Today, Sen. Ron Wyden and Rep. Jerrold Nadler led a bipartisan group of legislators in introducing the Fourth Amendment is Not For Sale Act, a critically important bill that will prevent agencies from circumventing core constitutional protections by purchasing access to data they would otherwise need a warrant to obtain. The ACLU is urging members of Congress to cosponsor the bill and to support all efforts to enact it quickly.

Last year, news outlets began reporting that federal agencies have been purchasing private location data and other sensitive information from several companies in the business of aggregating and selling data, including “data brokers” like Venntel and X-Mode. These companies often obtain the data through common apps like weather or dating apps, without users realizing it. The federal agencies that purchased the data, which include the Internal Revenue Service and the Department of Homeland Security, have used it to track people’s location without a warrant or probable cause — or even suspicion that anyone whose information was in the dataset had committed any wrongdoing. These reports raise significant concerns that the government is evading Fourth Amendment protections and violating our privacy rights.

In November, reports emerged that the U.S. military is purchasing location data harvested from apps aimed at Muslim users, including a dating app and a prayer app with over 98 million downloads worldwide. This revelation is an example of how data brokers can pose a serious threat to not only privacy but to religious freedom. For Muslim communities long subjected to intrusive government surveillance, it was yet another instance of intrusion into personal beliefs and lives.

We are working hard to uncover the full scope of the government’s purchase of private data and hold it accountable. But we can’t stop there. We must prevent these privacy invasions from occurring in the future. To do that, we need to bolster the protections in the Electronic Communications Privacy Act (ECPA). The ECPA, like the Fourth Amendment, prohibits the government from obtaining location data or similarly sensitive information from email, social media, phone, or internet service providers without court approval. In other words, if the government wants location information held by Verizon, for example, it must first get approval from a court.
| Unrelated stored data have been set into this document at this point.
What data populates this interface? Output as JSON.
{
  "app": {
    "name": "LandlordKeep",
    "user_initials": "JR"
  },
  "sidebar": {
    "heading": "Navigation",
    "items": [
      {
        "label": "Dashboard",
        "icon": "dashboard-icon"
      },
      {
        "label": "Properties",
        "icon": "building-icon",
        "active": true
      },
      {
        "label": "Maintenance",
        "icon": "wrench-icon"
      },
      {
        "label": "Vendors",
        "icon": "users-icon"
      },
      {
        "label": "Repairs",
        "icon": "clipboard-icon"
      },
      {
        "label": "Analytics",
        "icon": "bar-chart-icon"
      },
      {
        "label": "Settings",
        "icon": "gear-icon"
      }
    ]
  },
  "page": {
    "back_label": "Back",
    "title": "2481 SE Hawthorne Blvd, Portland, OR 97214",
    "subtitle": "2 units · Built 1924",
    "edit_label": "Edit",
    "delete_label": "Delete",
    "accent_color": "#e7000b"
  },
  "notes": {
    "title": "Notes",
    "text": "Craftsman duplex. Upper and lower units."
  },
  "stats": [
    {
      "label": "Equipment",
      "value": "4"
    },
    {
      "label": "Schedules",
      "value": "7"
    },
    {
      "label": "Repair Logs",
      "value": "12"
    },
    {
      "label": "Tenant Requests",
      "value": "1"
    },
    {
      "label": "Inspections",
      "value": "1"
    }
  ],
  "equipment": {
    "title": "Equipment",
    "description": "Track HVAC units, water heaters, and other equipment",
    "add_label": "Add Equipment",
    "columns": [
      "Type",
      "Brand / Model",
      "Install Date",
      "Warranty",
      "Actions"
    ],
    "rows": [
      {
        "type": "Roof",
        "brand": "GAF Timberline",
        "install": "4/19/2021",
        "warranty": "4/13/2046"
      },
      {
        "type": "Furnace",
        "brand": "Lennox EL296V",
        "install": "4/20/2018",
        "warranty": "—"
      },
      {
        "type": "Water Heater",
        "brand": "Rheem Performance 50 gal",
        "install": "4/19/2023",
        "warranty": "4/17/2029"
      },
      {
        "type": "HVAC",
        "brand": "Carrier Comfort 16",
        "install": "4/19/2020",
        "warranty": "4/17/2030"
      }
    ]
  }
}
When it comes to cell phone location information, the court approval must take the form of a warrant based on probable cause, as the Supreme Court held in a decision in an ACLU case in 2018. The problem is that the ECPA does not address situations where the government obtains that same data without a court order from data brokers and other entities that do not have a direct relationship with consumers. That means that when apps on your phone sell your data to data brokers like Venntel, that data could wind up in the hands of the government without a court ever reviewing the decision — as long as the government is willing to pay.

That outcome is at odds with the Fourth Amendment. It’s unclear whether the courts will ever address this problem, but what is clear is that Congress can fix it now. The Fourth Amendment is Not For Sale Act would do just that by preventing government agencies like Immigration and Customs Enforcement from buying access to our private data and skirting the Constitution in the process.This bill is necessary to protect our privacy and ensure the government doesn’t sell away our Fourth Amendment rights.
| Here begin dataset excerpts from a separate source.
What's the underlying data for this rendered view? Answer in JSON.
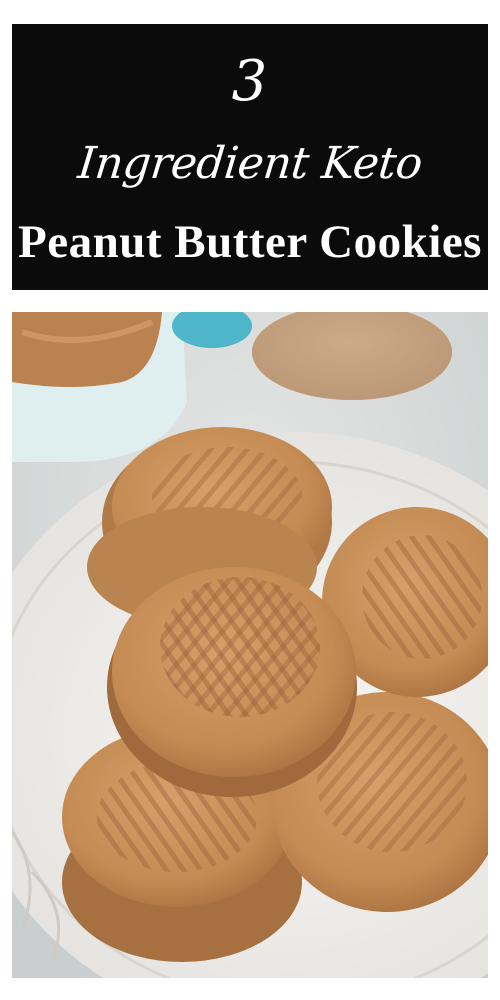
{
  "banner": {
    "line1": "3",
    "line2": "Ingredient Keto",
    "line3": "Peanut Butter Cookies"
  },
  "photo": {
    "subject": "cookies-photo",
    "colors": {
      "banner_bg": "#0b0b0b",
      "cookie": "#c9905a",
      "cookie_dark": "#a8703f",
      "plate": "#f1f0ee",
      "background": "#d9dcdc"
    }
  }
}
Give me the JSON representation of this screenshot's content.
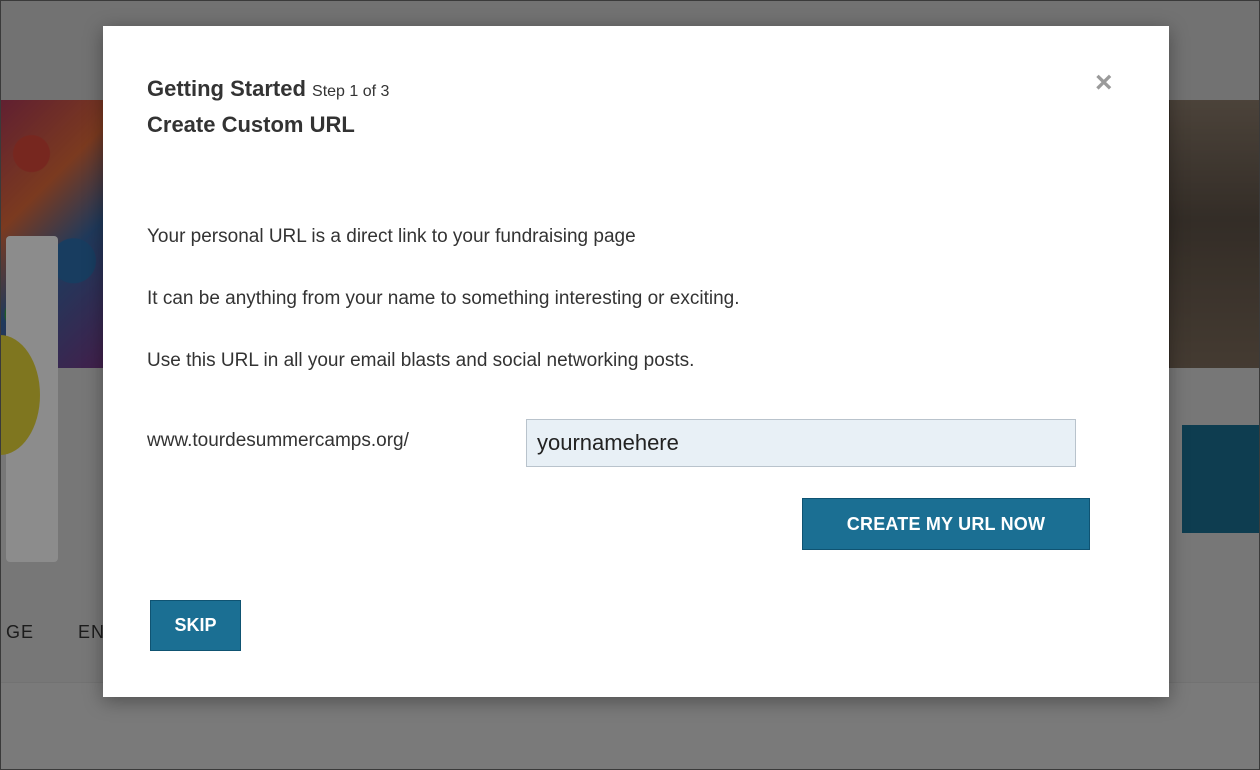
{
  "background": {
    "nav_fragment_left": "GE",
    "nav_fragment_right": "EN"
  },
  "modal": {
    "title": "Getting Started",
    "step": "Step 1 of 3",
    "subtitle": "Create Custom URL",
    "close_icon": "×",
    "paragraphs": [
      "Your personal URL is a direct link to your fundraising page",
      "It can be anything from your name to something interesting or exciting.",
      "Use this URL in all your email blasts and social networking posts."
    ],
    "url_prefix": "www.tourdesummercamps.org/",
    "url_value": "yournamehere",
    "create_button": "CREATE MY URL NOW",
    "skip_button": "SKIP"
  },
  "colors": {
    "accent": "#1b6f93",
    "input_bg": "#e8f0f6"
  }
}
In addition to preventing government agencies from buying their way around important legal protections, the Fourth Amendment Is Not for Sale Act would:

  • Stop law enforcement and intelligence agencies from buying personal data if the data was obtained from a user’s account or device, or via deception, hacking, violations of a contract, privacy policy, or terms of service;
  • Extend existing privacy laws to infrastructure firms that own data cables and cell towers; and
  • Take away the attorney general’s authority to grant civil immunity to providers and other third parties for assistance with surveillance not required or permitted by statute. Providers would retain immunity where a court orders them to assist with surveillance.

The ACLU sent a letter to Congress today urging members to endorse and pass this important legislation. We must make sure that government agencies like ICE and the IRS cannot violate our Fourth Amendment rights. Our privacy rights do not come with a price tag.